Carlos Alberto Sardenberg: O Globo
incomunicável, de Atibaia ao mundo
Até dá para entender. Com tanto grampo e com tanta quebra de sigilo, é
realmente prudente que uma pessoa muito visada evite ter um celular
normal, com nome e número conhecidos por todo mundo. Sem contar o risco
de ter vazada uma conversa particular, tem o problema do assédio. Mas,
especulemos: se um dos donos do Sítio Santa Bárbara, de Atibaia, quiser
saber se está tudo bem quando Lula estiver lá num fim de semana, como
faz?
Ou ainda, se um dos advogados precisar checar uma informação urgente relativa às diversas investigações em andamento?

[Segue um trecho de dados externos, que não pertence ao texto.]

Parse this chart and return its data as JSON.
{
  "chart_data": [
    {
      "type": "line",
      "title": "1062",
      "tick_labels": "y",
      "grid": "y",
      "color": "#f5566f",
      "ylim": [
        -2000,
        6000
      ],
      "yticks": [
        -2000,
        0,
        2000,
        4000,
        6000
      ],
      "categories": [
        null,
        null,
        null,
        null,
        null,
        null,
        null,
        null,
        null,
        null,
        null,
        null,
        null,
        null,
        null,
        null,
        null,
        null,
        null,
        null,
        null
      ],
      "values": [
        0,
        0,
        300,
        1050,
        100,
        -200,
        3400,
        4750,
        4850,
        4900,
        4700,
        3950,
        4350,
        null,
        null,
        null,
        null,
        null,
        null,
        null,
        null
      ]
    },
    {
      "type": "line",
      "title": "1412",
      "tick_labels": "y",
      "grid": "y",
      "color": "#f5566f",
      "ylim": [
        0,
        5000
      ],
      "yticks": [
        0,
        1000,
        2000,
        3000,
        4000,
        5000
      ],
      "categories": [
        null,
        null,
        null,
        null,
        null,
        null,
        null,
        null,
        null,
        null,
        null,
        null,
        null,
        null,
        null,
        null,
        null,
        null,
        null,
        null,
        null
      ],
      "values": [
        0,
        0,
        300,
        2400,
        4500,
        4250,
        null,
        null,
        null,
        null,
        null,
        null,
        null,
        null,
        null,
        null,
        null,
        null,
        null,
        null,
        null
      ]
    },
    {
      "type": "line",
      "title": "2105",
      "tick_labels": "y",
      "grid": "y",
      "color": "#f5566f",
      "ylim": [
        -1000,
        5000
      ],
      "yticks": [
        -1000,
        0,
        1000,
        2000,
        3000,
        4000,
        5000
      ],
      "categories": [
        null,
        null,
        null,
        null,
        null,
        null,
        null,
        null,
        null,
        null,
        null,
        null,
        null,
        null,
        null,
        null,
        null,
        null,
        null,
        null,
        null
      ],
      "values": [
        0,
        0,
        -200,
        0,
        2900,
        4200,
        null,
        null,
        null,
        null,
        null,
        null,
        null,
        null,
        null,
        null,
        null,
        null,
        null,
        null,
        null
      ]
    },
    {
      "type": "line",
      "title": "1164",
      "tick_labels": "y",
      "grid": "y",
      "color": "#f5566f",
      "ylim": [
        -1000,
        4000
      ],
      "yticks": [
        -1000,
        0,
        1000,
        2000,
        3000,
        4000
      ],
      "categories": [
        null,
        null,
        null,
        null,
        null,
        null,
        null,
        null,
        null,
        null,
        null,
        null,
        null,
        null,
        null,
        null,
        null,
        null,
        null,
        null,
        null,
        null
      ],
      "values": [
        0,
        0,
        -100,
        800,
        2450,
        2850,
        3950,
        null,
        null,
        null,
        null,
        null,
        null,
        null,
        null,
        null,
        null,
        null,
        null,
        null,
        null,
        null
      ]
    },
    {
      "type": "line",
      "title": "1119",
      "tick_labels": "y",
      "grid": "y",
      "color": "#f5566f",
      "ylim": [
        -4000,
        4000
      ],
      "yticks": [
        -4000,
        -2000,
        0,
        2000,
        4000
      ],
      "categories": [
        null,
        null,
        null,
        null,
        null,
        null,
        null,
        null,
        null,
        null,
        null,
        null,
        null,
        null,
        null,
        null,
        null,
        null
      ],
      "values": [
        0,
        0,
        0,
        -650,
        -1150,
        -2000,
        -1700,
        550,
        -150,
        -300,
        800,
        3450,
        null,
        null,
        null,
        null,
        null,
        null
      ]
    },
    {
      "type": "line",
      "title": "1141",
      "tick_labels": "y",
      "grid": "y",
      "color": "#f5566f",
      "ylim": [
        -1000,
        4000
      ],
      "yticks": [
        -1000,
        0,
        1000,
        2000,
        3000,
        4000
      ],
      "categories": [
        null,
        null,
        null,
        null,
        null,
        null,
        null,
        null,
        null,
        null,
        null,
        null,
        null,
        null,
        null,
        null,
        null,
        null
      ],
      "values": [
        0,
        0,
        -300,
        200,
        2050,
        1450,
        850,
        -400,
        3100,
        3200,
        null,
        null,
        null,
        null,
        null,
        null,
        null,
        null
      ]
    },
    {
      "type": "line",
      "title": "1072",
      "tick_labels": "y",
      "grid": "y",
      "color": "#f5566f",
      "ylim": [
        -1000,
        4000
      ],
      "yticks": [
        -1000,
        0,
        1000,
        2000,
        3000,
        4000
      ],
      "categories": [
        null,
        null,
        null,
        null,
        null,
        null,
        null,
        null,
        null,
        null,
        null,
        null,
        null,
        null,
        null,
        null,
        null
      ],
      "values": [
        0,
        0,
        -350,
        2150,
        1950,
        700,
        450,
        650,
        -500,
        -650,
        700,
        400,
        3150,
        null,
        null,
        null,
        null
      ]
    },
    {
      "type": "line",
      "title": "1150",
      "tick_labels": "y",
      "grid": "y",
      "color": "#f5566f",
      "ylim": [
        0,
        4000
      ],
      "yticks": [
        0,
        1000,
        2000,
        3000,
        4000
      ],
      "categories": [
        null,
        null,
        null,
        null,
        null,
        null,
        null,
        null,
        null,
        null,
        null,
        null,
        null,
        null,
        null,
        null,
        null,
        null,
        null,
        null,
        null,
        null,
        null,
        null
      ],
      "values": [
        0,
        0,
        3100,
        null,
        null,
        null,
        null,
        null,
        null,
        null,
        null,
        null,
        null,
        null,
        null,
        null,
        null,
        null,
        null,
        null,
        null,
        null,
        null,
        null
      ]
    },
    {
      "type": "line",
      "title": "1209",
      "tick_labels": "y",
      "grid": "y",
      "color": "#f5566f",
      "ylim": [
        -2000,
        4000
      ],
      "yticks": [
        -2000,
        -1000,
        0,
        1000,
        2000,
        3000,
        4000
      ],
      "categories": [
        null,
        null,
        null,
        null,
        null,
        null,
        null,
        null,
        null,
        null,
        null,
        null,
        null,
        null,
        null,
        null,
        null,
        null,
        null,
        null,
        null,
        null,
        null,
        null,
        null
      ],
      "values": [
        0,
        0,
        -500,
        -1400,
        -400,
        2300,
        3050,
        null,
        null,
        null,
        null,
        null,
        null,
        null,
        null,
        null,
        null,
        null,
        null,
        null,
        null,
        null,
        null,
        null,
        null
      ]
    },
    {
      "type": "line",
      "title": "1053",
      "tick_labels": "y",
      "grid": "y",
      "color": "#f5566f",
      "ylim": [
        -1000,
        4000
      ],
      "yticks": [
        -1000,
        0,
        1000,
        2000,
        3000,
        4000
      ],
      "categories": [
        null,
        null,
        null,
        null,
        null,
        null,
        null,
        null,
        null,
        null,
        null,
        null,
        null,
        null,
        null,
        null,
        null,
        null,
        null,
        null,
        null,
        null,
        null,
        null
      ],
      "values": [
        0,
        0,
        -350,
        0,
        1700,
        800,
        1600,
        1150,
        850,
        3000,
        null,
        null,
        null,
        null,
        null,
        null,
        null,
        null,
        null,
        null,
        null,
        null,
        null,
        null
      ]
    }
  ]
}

Poderiam ligar, já que a Oi instalou uma antena de celular bem ali na entrada do sítio.
Mas não vai dar. O Instituto Lula informa que o ex-presidente não usa
celular. E como essa informação foi dada quando jornais perguntaram se o
ex-presidente tinha algo a dizer sobre a tal antena da Oi, deve-se
entender que a negativa tem sentido amplo. Algo assim:
ninguém ligado ao ex-presidente usa celular, nem ele, nem sua família,
nem seus assessores, nem ninguém que esteja trabalhando para ele. Isso
quer dizer que não usam também essas coisas de internet vinculadas ao
celular, como WhatsApp e mesmo e-mails.
Quer se comunicar? Tem que ir pessoalmente.
Vai daí, imaginem a situação da Oi ou de alguém por lá. Pois alguém da
empresa deu ordens para que a operadora instalasse uma antena ao lado do
sítio. Reparem: só a Oi colocou antena ali. Gastou dinheiro com isso:
aluguel do terreno, compra de equipamentos, colocação da torre, salários
de funcionários e vigias.
— E tudo isso pra quê, idiota(s)? Não sabia(m) que Lula não usa celular?

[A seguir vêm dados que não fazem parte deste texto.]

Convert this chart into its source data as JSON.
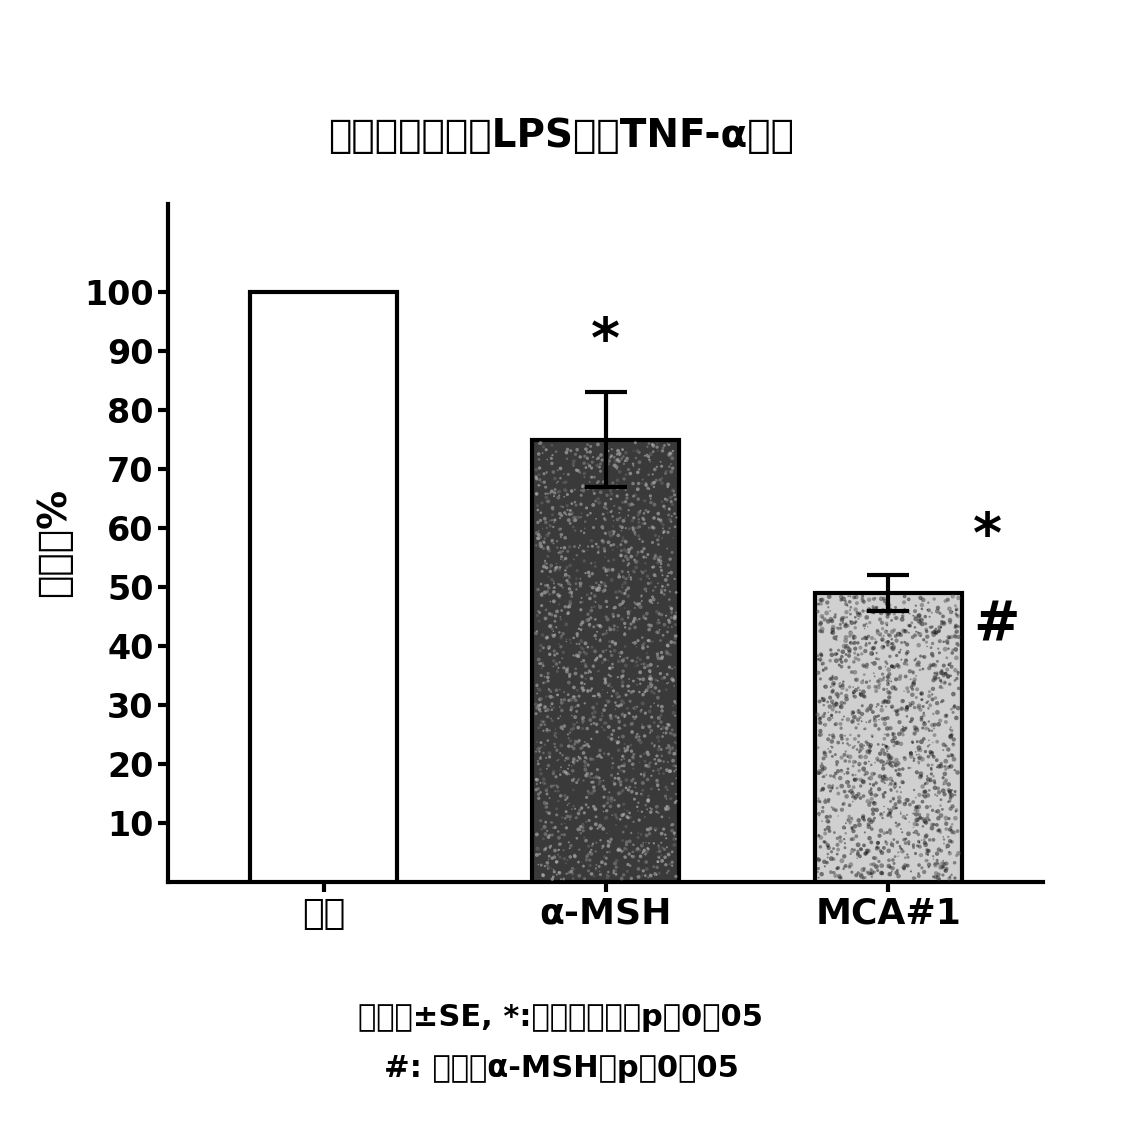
{
  "title": "人白细胞悬液中LPS诱导TNF-α累积",
  "ylabel": "载体的%",
  "categories": [
    "载体",
    "α-MSH",
    "MCA#1"
  ],
  "values": [
    100,
    75,
    49
  ],
  "errors": [
    0,
    8,
    3
  ],
  "yticks": [
    10,
    20,
    30,
    40,
    50,
    60,
    70,
    80,
    90,
    100
  ],
  "ylim": [
    0,
    115
  ],
  "footnote_line1": "平均数±SE, *:相对于载体组p＜0．05",
  "footnote_line2": "#: 相对于α-MSH组p＜0，05",
  "background_color": "#ffffff",
  "title_fontsize": 28,
  "tick_fontsize": 24,
  "ylabel_fontsize": 28,
  "xlabel_fontsize": 26,
  "annotation_fontsize": 40,
  "footnote_fontsize": 22,
  "bar_width": 0.52,
  "xlim": [
    -0.55,
    2.55
  ]
}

Poderia ter ocorrido em algum escritório da Oi, não poderia? O(s) cara(s) tentaria(m) se defender:
— Como a gente ia adivinhar?
— Você(s) não era(m) amigos dele? — insistiriam.
Tudo considerado, se a Oi quis fazer um favorzinho ao ex-presidente, gastou dinheiro por nada, tal é a história. Parece absurda?
Pois tem mais. Uma dúvida aqui: o Instituto Lula quis dizer que o
ex-presidente, no sentido amplo, não usa celular só quando vai a Atibaia
ou em nenhum lugar, nem no apartamento em São Bernardo, nem no
escritório do instituto? Que não usa celular da Oi ou de nenhuma
operadora?
Seria realmente uma situação inédita: um ex-presidente, da importância de Lula, incomunicável, de Atibaia ao mundo.
Parece ridículo, não é mesmo?
E é mesmo?
Então, por que estamos falando disso? Porque revela um padrão de
comportamento político que é uma combinação de falta de respeito e
incompetência.
Reparem: o sítio está lá; foi reformado para a família Lula; as
melhorias incluem a antena da Oi; a operadora tem sociedade com um dos
filhos de Lula; tem no seu controle acionário a OAS, cujos funcionários
andaram lá pelo sítio; a OAS está na Lava-Jato; a antena praticamente só
dá sinal para o sítio; o ex-presidente foi lá mais de cem vezes, com
familiares e seguranças.
E daí?
Vem o Instituto Lula e diz que o ex-presidente não usa celular.
Como podem ter pensado e, pior, divulgado uma coisa tão falsa e tão ridícula?
Capaz de ser coisa de advogado à antiga, daquele tempo que se derrubava
qualquer coisa nos tribunais com qualquer filigrana, por mais ridícula
que fosse. Tipo assim: Lula não usa celular, não tem aparelhos
registrados em seu nome, logo não pode ser considerado beneficiário do
favor da antena.
Os seguranças usam celular? Os familiares?
Não interessa, não é do ex-presidente.
Só falta dizer que Lula nem sabia que o pessoal usava celular.
Encontra-se esse tipo de coisa em todas as investigações da Lava-Jato ou ligadas a ela.
Manobras para atrasar os processos, tentativas de desclassificar as
acusações (lembram-se do mensalão? “Caixa dois não é crime”) e
tentativas de excluir o acusado “que não sabia de nada, nem assinou
nada”.
Em boa hora, em momento crucial, Joaquim Barbosa trouxe a teoria do domínio do fato.
Aplica-se aqui de novo: Lula podia não usar o celular, mas sabia quem usava e para quê.